- The Washington Times - Tuesday, September 9, 2003

NEW YORK (AP) — MCI removed two of the thorniest obstacles remaining in its path from bankruptcy, agreeing to pay $353 million to silence some of the last vocal objectors to the scandal-ridden company’s plan to repay a small fraction of its $41 billion debt.

The deal early yesterday with two groups of creditors, brokered by MCI Chief Executive Officer Michael Capellas, was reached just hours before a scheduled hearing to consider the existing reorganization plan.

U.S. Bankruptcy Judge Arthur Gonzalez granted a request to adjourn until tomorrow afternoon to let the parties officially approve the agreement, and to revise the financial reorganization plan to reflect the new accord.

The vast majority of creditors had already signed on in favor of the existing plan, which would leave the former WorldCom Inc. with debts of $5 billion. Still, MCI was motivated to get more creditors on board so as to avert some courtroom mud-slinging and help speed the company’s return from bankruptcy.

As it is, MCI is struggling to restore its reputation amid ongoing federal and state investigations into an accounting fraud that fabricated $11 billion of profits, having renamed itself to help put the scandal in the past. Complicating the effort is a new probe into claims that MCI has been disguising long-distance calls to avoid paying fees owed to local phone companies that connect such calls.
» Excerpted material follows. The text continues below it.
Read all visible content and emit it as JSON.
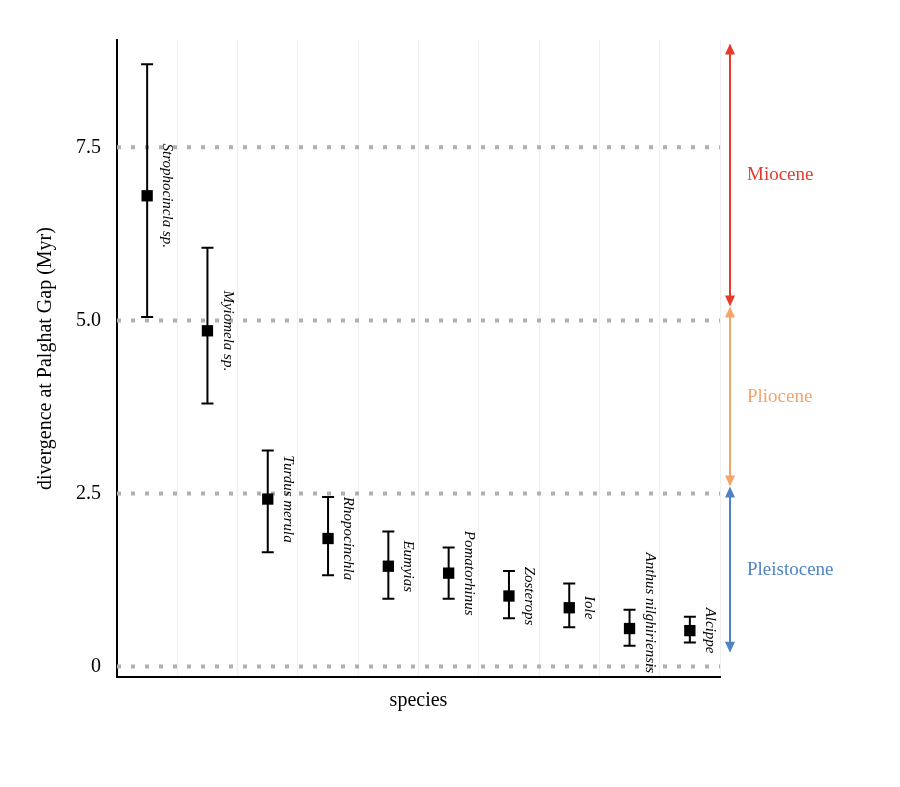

The active involvement of Mr. Capellas in the negotiations was “an assessment that it would be in the best interests of the company not to have a contentious confirmation hearing,” said Marcia Goldstein, one of the lead bankruptcy attorneys for MCI.

“This streamlines the process tremendously,” Miss Goldstein said. “It eliminates the two most extensive objections” to the company’s plan to emerge from bankruptcy only a little more than a year after filing the biggest Chapter 11 failure in U.S. history.
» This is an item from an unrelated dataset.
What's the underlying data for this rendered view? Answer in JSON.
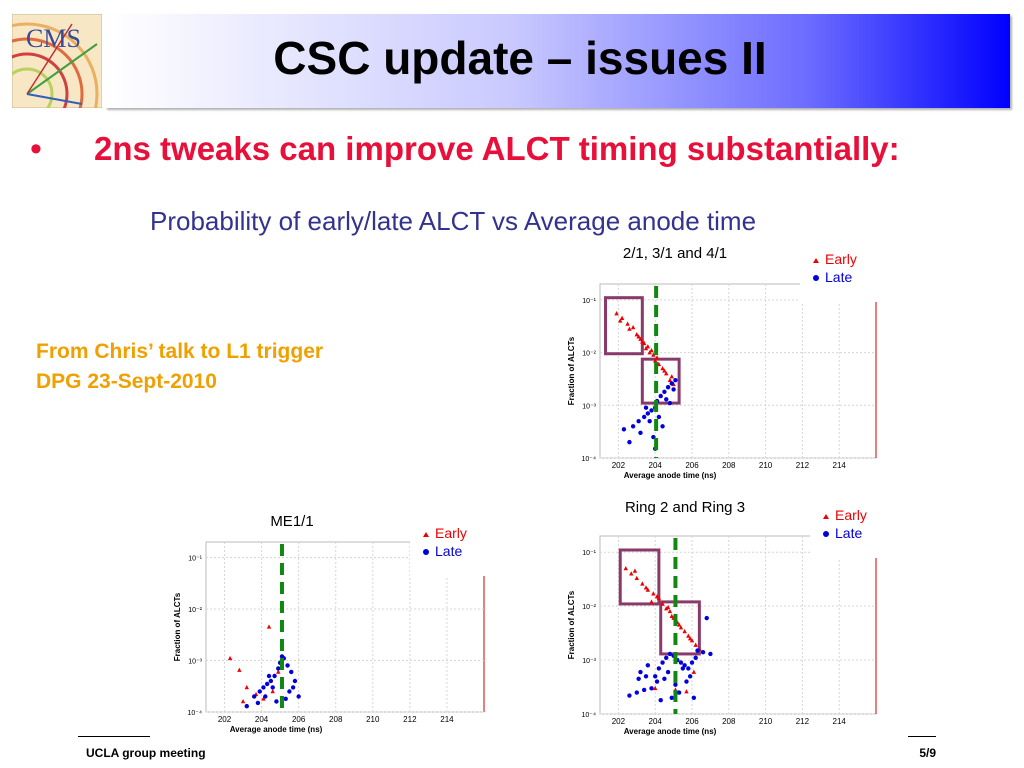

According to the new deal, a small group of creditors that would have been snubbed entirely under the existing plan will now be paid 44.5 cents on the dollar.

Another small group of dissident creditors that was slated to be repaid 36 cents on the dollar for their claims will now receive 52.7 cents on the dollar.
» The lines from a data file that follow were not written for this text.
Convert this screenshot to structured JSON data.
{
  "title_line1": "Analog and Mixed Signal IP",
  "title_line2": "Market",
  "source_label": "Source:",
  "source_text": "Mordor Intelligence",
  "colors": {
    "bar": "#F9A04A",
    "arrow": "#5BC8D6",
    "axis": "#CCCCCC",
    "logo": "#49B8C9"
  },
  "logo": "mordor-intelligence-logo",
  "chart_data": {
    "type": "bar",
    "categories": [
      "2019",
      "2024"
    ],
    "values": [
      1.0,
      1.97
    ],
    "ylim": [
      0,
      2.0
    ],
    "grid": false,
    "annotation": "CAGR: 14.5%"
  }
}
Importantly, the deal also drew support from the major creditor groups who had already approved the existing reorganization plan and own the vast majority of the company’s debt.

Miss Goldstein also told the court that MCI is close to reaching an accord with another class of dissenting creditors and is pursuing discussions with other groups that object to the plan.

As it stands now, the hearing to consider the plan could conclude by mid-October, leaving the possibility that MCI could leave bankruptcy by the end of the year or in early 2004.

The deal calls for MCI to pay $188 million in cash and $165 million in new debt to the owners of $750 million worth of a riskier class of debt securities issued by the company prior to bankruptcy. That amounts to about 44.5 cents per dollar owed.